As you may have heard, the U.S. inflation rate is 9.1%. That is, the consumer price index for all items as estimated for June by the Bureau of Labor Statistics was 9.1% higher than it was a year earlier.
Other economic indicators generally aren’t measured this way. With retail sales, it’s the percentage change from one month to the next that gets the headlines. With employment it’s the monthly change in the number of jobs. With gross domestic product, in the U.S. at least, it’s the annualized quarterly change .
In its monthly CPI news releases the BLS actually does mention the monthly percentage change—as in the change from May 2022 to June 2022—before the annual comparison to the same month a year earlier, but this tends to get a lot less attention, probably because it’s so much smaller (1.3% in June) and harder to make sense of. That’s easy enough to fix, though. Here’s what it looks like if we follow the GDP example and annualize the monthly CPI change. (Contrary to popular belief one does this not by multiplying the monthly percentage change by 12—although when percentage changes are small that gets one pretty close to the correct number—but by dividing the current-month CPI by the previous month’s, taking the result to the 12th power and subtracting one. [Or by adding one to the monthly percentage change, taking that to the 12 power and then subtracting one])
Measured this way, U.S. consumer prices rose at a 17.1% annualized pace in June. That’s awful! But it is also, as is clear from the chart, possibly not very informative. Monthly CPI changes are volatile, and annualizing them just makes them more so.

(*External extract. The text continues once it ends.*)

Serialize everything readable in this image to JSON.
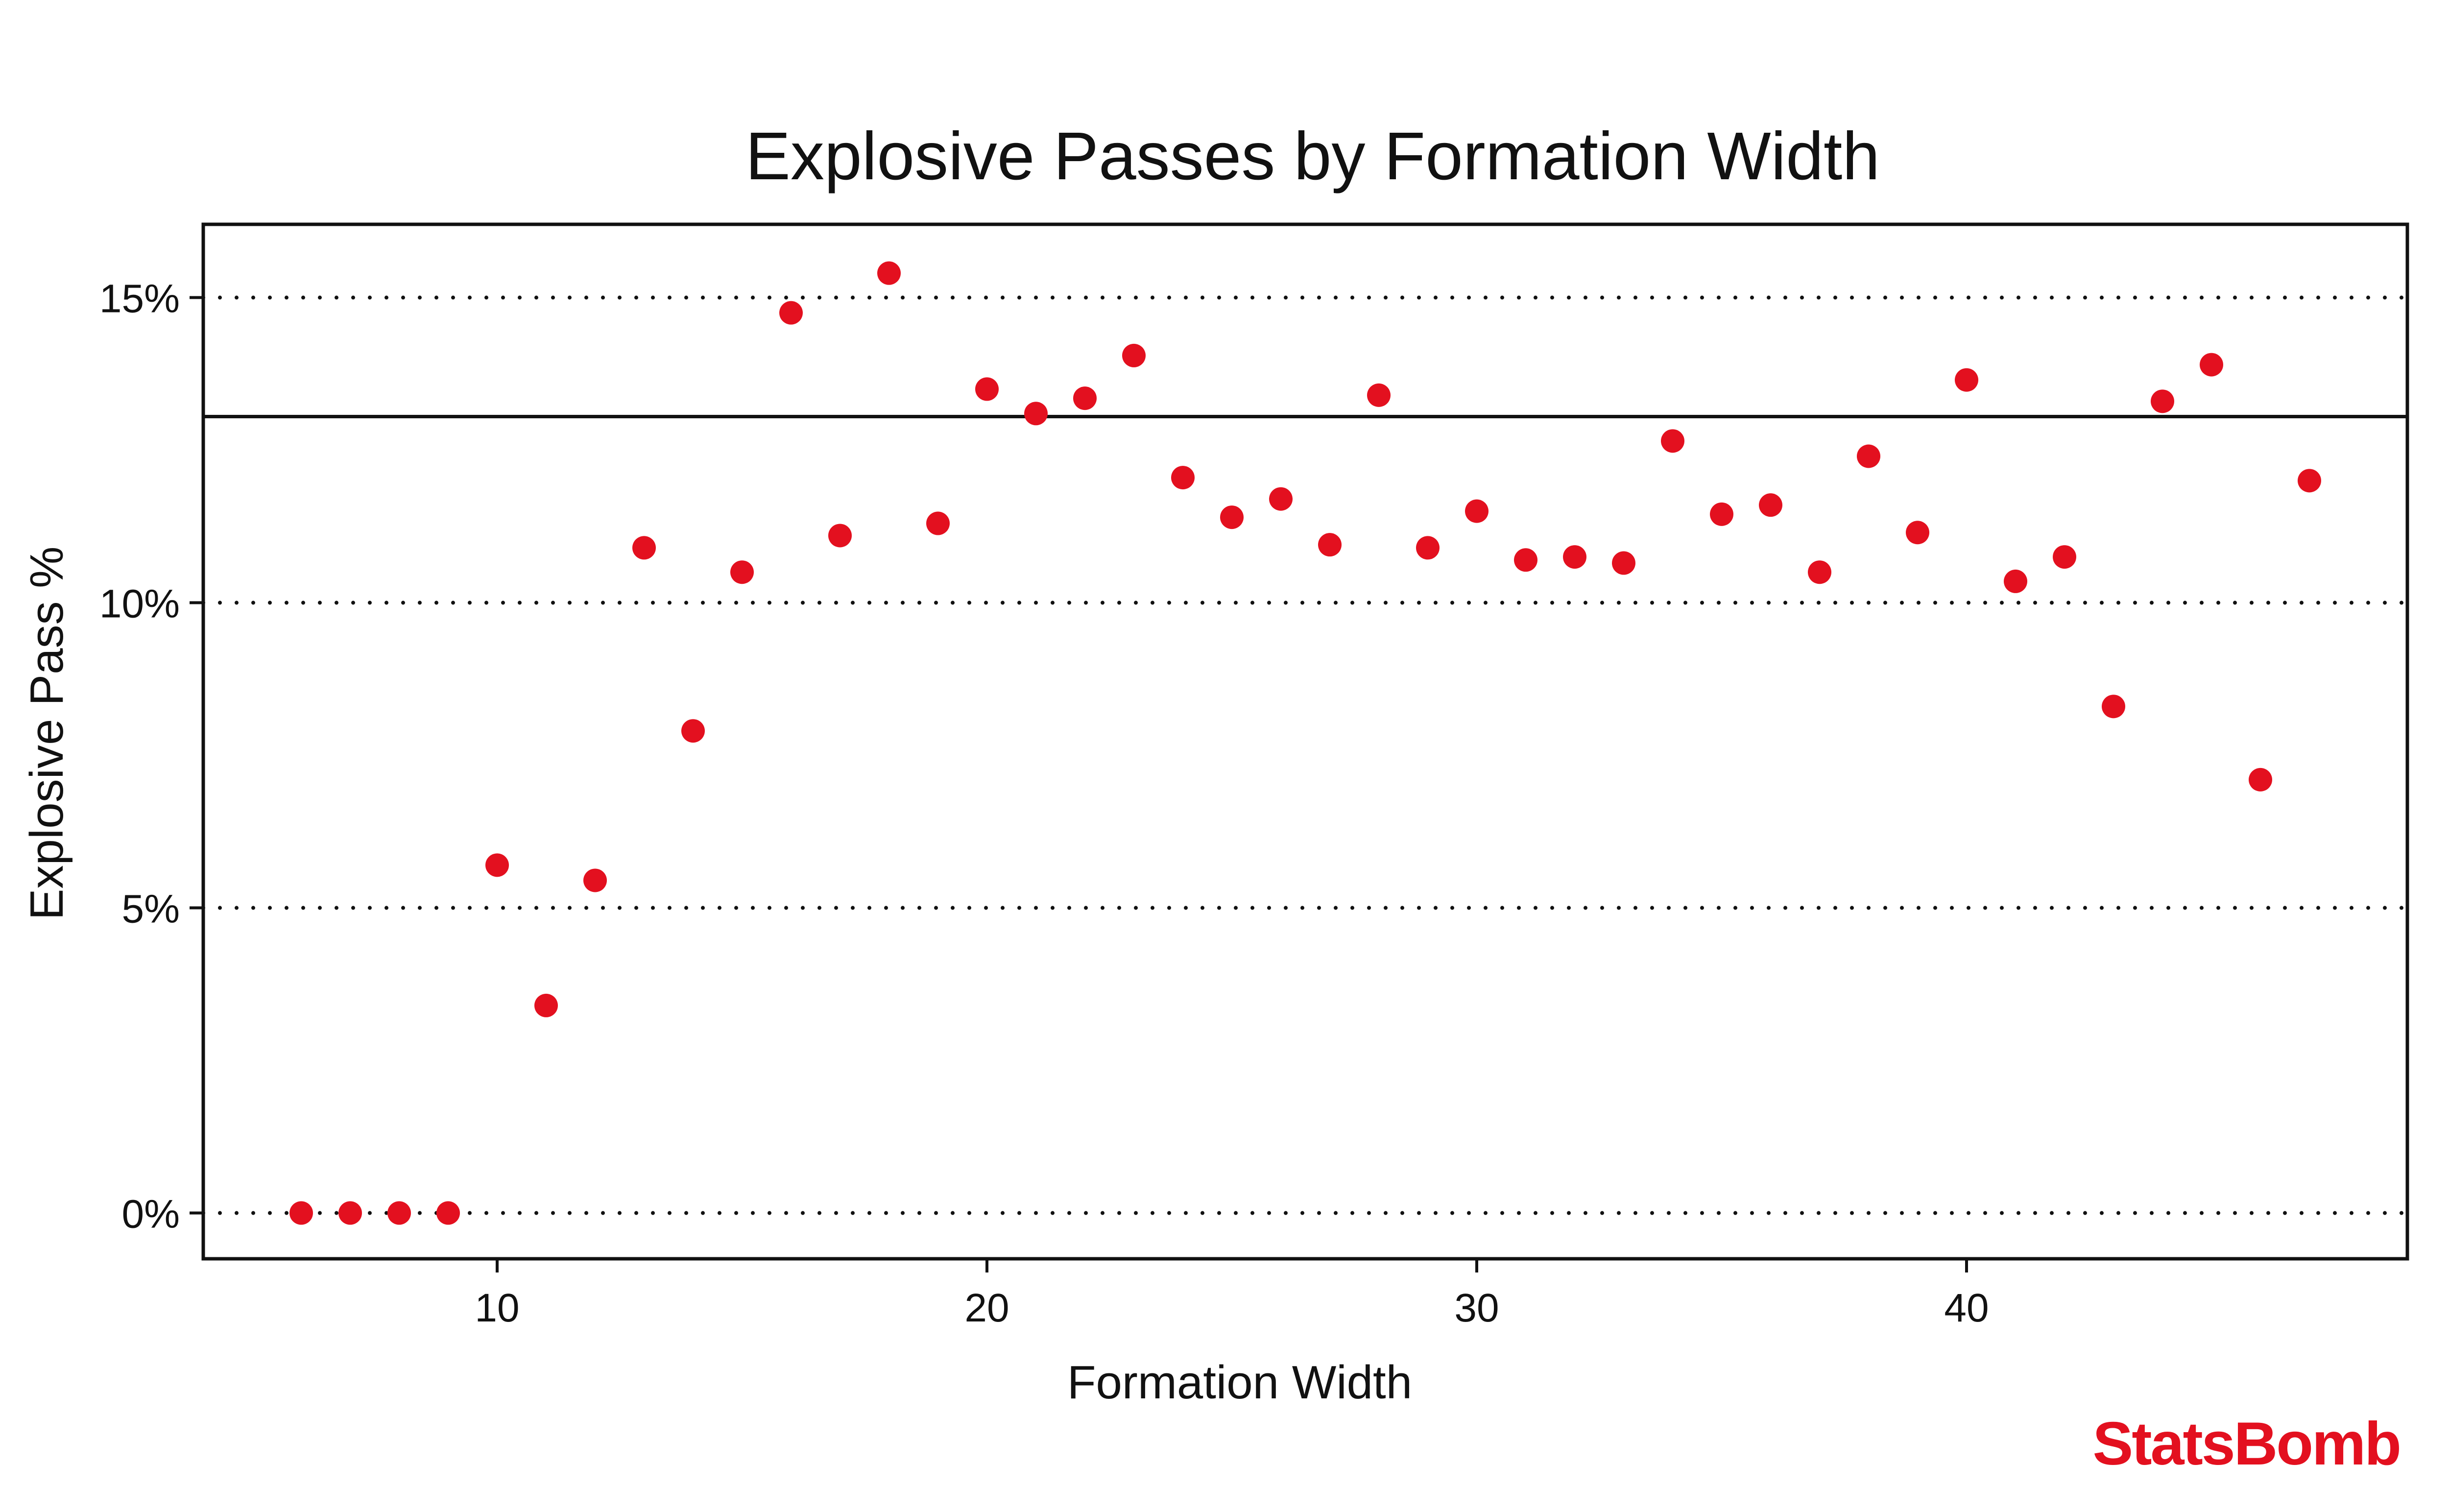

To get past the volatility, policy makers and market watchers often focus on so-called “core” inflation that excludes food and energy prices. It rose 0.7% in June. Annualized that comes to 8.8%, compared with a 5.9% year-over-year gain.
Measured year-over-year, core inflation has been steadily declining since March. Measured month-to-month, it has been accelerating since then. And yes, it’s pretty noisy, but smooth it by annualizing the three-month change and the picture of accelerating core inflation remains.
I’m pretty sure that the monthly and three-month core inflation measures better reflect what’s been going on in the U.S. economy over the past year than the annual change does. There was a spectacular burst of inflation last spring that subsequently subsided, only to be followed by new, smaller but still major waves—the latest of which certainly hasn’t crested yet in the CPI data.
For context, consider what the current GDP trajectory would look like if we measured it as we did inflation. Year-over-year GDP change will still be positive even if the Federal Reserve Bank of Atlanta’s current gloomy GDPNow forecast of a second quarter in a row of declining GDP comes to pass. (I’ve started the chart with the quarter ending December 2020 because the wild GDP swings of the previous two quarters would otherwise make it really hard to read.)